When Yangjin’s daughter, Sunja, gets pregnant out of wedlock, she enters a marriage of convenience with a visiting Korean minister. The couple migrates to Osaka, where Koreans are treated as second-class citizens. They struggle to make Japan their home, since the Korea they know as “home” eventually splits into North and South Korea, and their family and friends scatter.

Their children Noa and Mozasu, as second-generation immigrants, face a different set of struggles. Born in Japan, but ethnically Korean, they embody an in-between state between cultures that makes them question their identity. They grew up attending Japanese schools and assimilating to the culture, yet they are never fully accepted by Japanese classmates and employers. On the other hand, they are removed from the experience of growing up in Korea, so they lack a strong emotional tie to a single nation.

Meanwhile, political unrest continues, changing lives for both the Koreans and Japanese in the story.
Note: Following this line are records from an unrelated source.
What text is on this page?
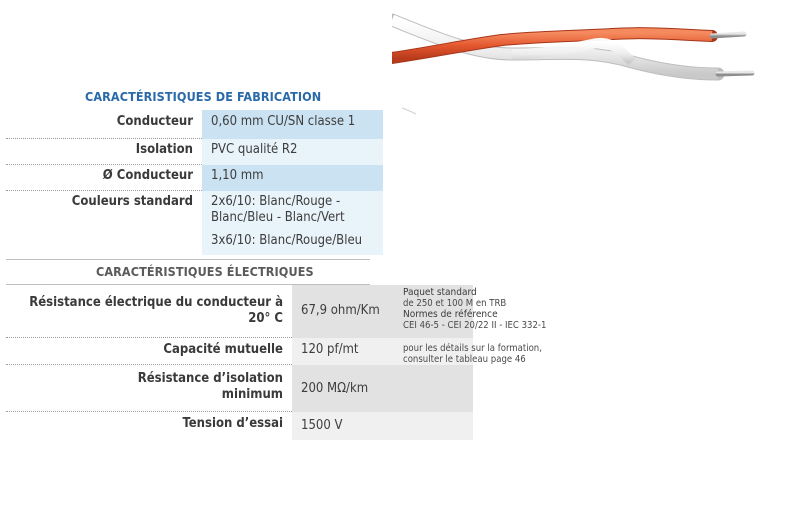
CARACTÉRISTIQUES DE FABRICATION
Conducteur	0,60 mm CU/SN classe 1
Isolation	PVC qualité R2
Ø Conducteur	1,10 mm
Couleurs standard	2x6/10: Blanc/Rouge - Blanc/Bleu - Blanc/Vert
3x6/10: Blanc/Rouge/Bleu
CARACTÉRISTIQUES ÉLECTRIQUES
Résistance électrique du conducteur à 20° C	67,9 ohm/Km
Capacité mutuelle	120 pf/mt
Résistance d’isolation minimum	200 MΩ/km
Tension d’essai	1500 V
Paquet standard
de 250 et 100 M en TRB
Normes de référence
CEI 46-5 - CEI 20/22 II - IEC 332-1
pour les détails sur la formation,
consulter le tableau page 46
Japan is rumbled by its involvement in World War II, changing the socioeconomic landscape of the family’s story once again.
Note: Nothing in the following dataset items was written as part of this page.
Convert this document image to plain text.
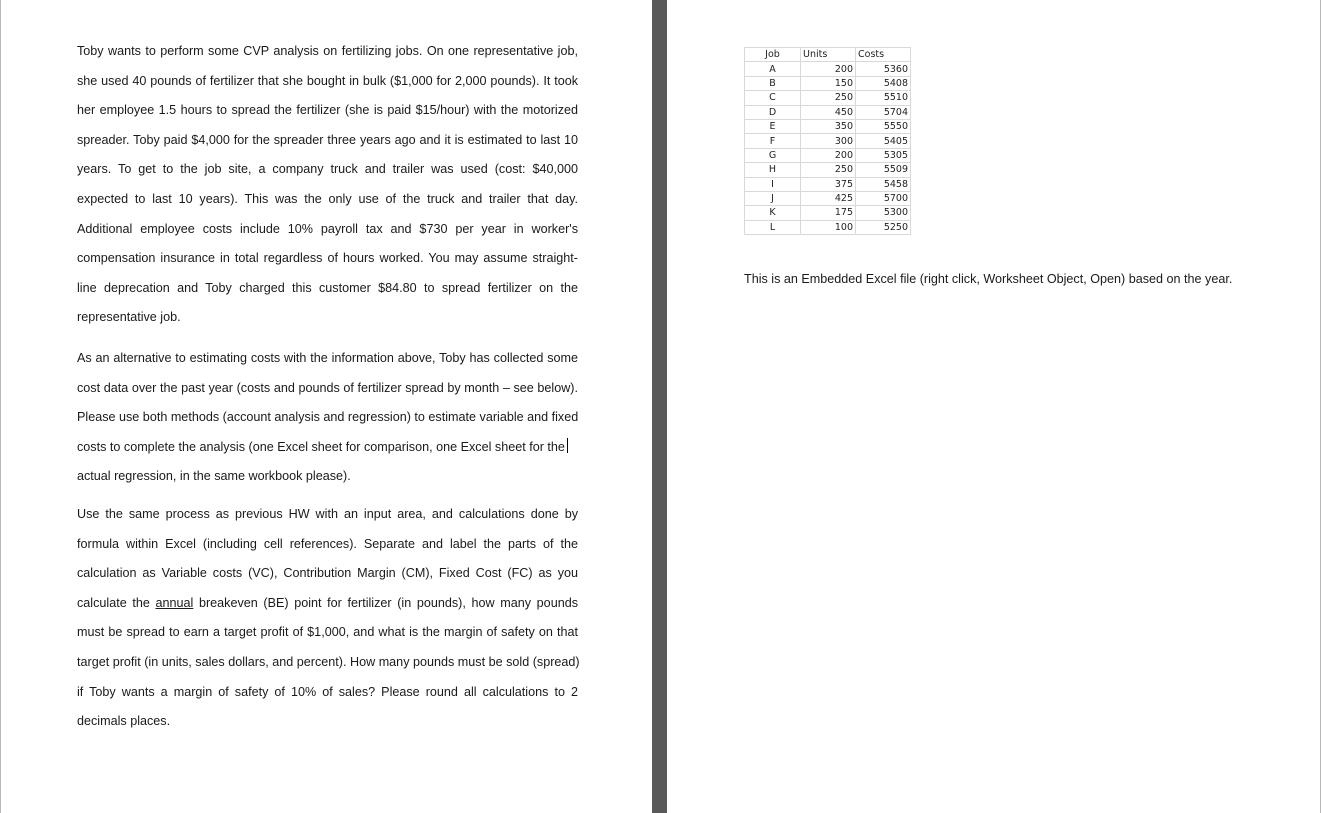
Toby wants to perform some CVP analysis on fertilizing jobs. On one representative job,
she used 40 pounds of fertilizer that she bought in bulk ($1,000 for 2,000 pounds). It took
her employee 1.5 hours to spread the fertilizer (she is paid $15/hour) with the motorized
spreader. Toby paid $4,000 for the spreader three years ago and it is estimated to last 10
years. To get to the job site, a company truck and trailer was used (cost: $40,000
expected to last 10 years). This was the only use of the truck and trailer that day.
Additional employee costs include 10% payroll tax and $730 per year in worker's
compensation insurance in total regardless of hours worked. You may assume straight-
line deprecation and Toby charged this customer $84.80 to spread fertilizer on the
representative job.
As an alternative to estimating costs with the information above, Toby has collected some
cost data over the past year (costs and pounds of fertilizer spread by month – see below).
Please use both methods (account analysis and regression) to estimate variable and fixed
costs to complete the analysis (one Excel sheet for comparison, one Excel sheet for the
actual regression, in the same workbook please).
Use the same process as previous HW with an input area, and calculations done by
formula within Excel (including cell references). Separate and label the parts of the
calculation as Variable costs (VC), Contribution Margin (CM), Fixed Cost (FC) as you
calculate the annual breakeven (BE) point for fertilizer (in pounds), how many pounds
must be spread to earn a target profit of $1,000, and what is the margin of safety on that
target profit (in units, sales dollars, and percent). How many pounds must be sold (spread)
if Toby wants a margin of safety of 10% of sales? Please round all calculations to 2
decimals places.
Job	Units	Costs
A	200	5360
B	150	5408
C	250	5510
D	450	5704
E	350	5550
F	300	5405
G	200	5305
H	250	5509
I	375	5458
J	425	5700
K	175	5300
L	100	5250
This is an Embedded Excel file (right click, Worksheet Object, Open) based on the year.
These political events transpire in the backdrop. They appear indirectly, in the way they impact characters’ daily lives, relationships and decision-making. What makes Lee’s novel so rich is the use of national politics as a foundation upon which a set of fully developed characters is built, molding a unique family identity that blends culture with the personal.

The novel’s title, “Pachinko,” which refers to a Japanese gambling machine, is a fitting descriptor of the immigrant experience. It’s the family’s gamble of moving to another country, the questions and confusions that come with the unknown. It’s a gamble with the odds stacked against them, forcing immense sacrifice, pain and loss.

Yet at the same time, working at a pachinko parlor is the occupation that eventually helps the family establish themselves. It’s a gamble that holds the beaming hope that through hard work and resilience, families can win the opportunity to etch their story permanently into the history and community of a new country.

“Pachinko” is a novel that winds through lifetimes, cycling through new worlds as the political climate evolves. But whether the world involves Korean countrysides, tightly sealed bottles of kimchi, urban ghettos, police visits or university schooling, one force remains present throughout: The fierce loyalty the characters have to protect the people they love. Through the web of family, four generations ultimately find home.